‘Wash Post’ and ‘NY Times’ Offer Very Different Takes on Pinochet’s Legacy

By: E&P Staff

A Washington Post editorial today is titled, “A Dictator’s Double Standard,” but you might think it could just as easily be called “A Newspaper’s Double Standard” — if you favor instead an Op Ed in The New York Times today by famed Chilean author Ariel Dorfman and an editorial in that paper yesterday.

The subject, of course, is the recent death of Chilean strongman Augusto Pinochet.

Dorfman, who wrote a book about Pinochet called “Exorcising Terror,” declares that the dictator “misruled from 1973 to 1990 and then continued to terrorize as commander in chief of the army for eight more years.” He then refers to charges of “murder and torture, kidnapping and grand larceny” brought against him and recalls the thousands of “disappeared” and “massacred.” He notes that Pinochet’s “bleak and unrepentant heart” had died but wonders: “Will he ever stop contaminating every schizophrenic mirror of our life?”

Now consider the Post editorial. “For some,” it admits, “he was the epitome of an evil dictator. That was partly because he helped to overthrow, with U.S. support, an elected president considered saintly by the international left: socialist Salvador Allende, whose responsibility for creating the conditions for the 1973 coup is usually overlooked. Mr. Pinochet was brutal: More than 3,000 people were killed by his government and tens of thousands tortured, mostly in his first three years. Thousands of others spent years in exile.

“One prominent opponent, Orlando Letelier, was assassinated by a car bomb on Washington’s Sheridan Circle in 1976 — one of the most notable acts of terrorism in this city’s history. Mr. Pinochet, meanwhile, enriched himself, stashing millions in foreign bank accounts — including Riggs Bank, a Washington institution that was brought down, in part, by the revelation of that business. His death forestalled a belated but richly deserved trial in Chile.”

But the Post then adds: “It’s hard not to notice, however, that the evil dictator leaves behind the most successful country in Latin America. In the past 15 years, Chile’s economy has grown at twice the regional average, and its poverty rate has been halved. It’s leaving behind the developing world, where all of its neighbors remain mired….Like it or not, Mr. Pinochet had something to do with this success. To the dismay of every economic minister in Latin America, he introduced the free-market policies that produced the Chilean economic miracle — and that not even Allende’s socialist successors have dared reverse. He also accepted a transition to democracy, stepping down peacefully in 1990 after losing a referendum.

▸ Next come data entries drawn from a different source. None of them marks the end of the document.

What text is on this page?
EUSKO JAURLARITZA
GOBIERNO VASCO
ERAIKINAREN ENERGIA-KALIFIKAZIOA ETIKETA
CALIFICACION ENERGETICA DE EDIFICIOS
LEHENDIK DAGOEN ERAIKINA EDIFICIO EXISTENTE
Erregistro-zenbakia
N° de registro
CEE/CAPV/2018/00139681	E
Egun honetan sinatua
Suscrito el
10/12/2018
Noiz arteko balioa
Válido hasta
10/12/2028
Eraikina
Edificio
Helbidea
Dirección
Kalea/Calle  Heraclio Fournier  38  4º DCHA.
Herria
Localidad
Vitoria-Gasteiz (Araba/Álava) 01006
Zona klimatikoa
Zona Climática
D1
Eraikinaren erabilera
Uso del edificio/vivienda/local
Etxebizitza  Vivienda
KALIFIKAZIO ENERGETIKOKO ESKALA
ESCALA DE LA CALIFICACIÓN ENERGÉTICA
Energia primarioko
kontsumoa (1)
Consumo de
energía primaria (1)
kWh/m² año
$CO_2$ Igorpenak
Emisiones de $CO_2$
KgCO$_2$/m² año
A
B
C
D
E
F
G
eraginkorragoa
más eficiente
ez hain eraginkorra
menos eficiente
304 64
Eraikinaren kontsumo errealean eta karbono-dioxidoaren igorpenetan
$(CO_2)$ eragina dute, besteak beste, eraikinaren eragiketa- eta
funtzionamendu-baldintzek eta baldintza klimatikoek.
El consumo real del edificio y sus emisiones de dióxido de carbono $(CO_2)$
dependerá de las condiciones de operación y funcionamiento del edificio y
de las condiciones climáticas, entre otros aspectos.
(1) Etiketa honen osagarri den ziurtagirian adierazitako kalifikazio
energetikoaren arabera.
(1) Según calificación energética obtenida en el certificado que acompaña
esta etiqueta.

“By way of contrast, Fidel Castro — Mr. Pinochet’s nemesis and a hero to many in Latin America and beyond — will leave behind an economically ruined and freedomless country with his approaching death. Mr. Castro also killed and exiled thousands. …

“The contrast between Cuba and Chile more than 30 years after Mr. Pinochet’s coup is a reminder of a famous essay written by Jeane J. Kirkpatrick….Ms. Kirkpatrick argued that right-wing dictators such as Mr. Pinochet were ultimately less malign than communist rulers, in part because their regimes were more likely to pave the way for liberal democracies. She, too, was vilified by the left. Yet by now it should be obvious: She was right.”

But The New York Times’ editorial on Monday concluded: “Out of office, General Pinochet?s reputation slowly disintegrated. Although his second wave of economic policy worked, the center-left governments that followed deepened reforms and brought their benefits to average people, refuting the argument that a Pinochet was necessary for economic discipline. Chileans who argued that the human rights abuses were exaggerated were shown irrefutable proof.

“Investigators also discovered at least $28 million that General Pinochet held in more than 100 secret bank accounts, most of them in the United States. At the time of his death, he was under indictment for kidnapping, torture and murder, as well as corruption-related charges of tax evasion and possession of false passports. Time has revealed that the once-admired General Pinochet was accomplished only at holding power.”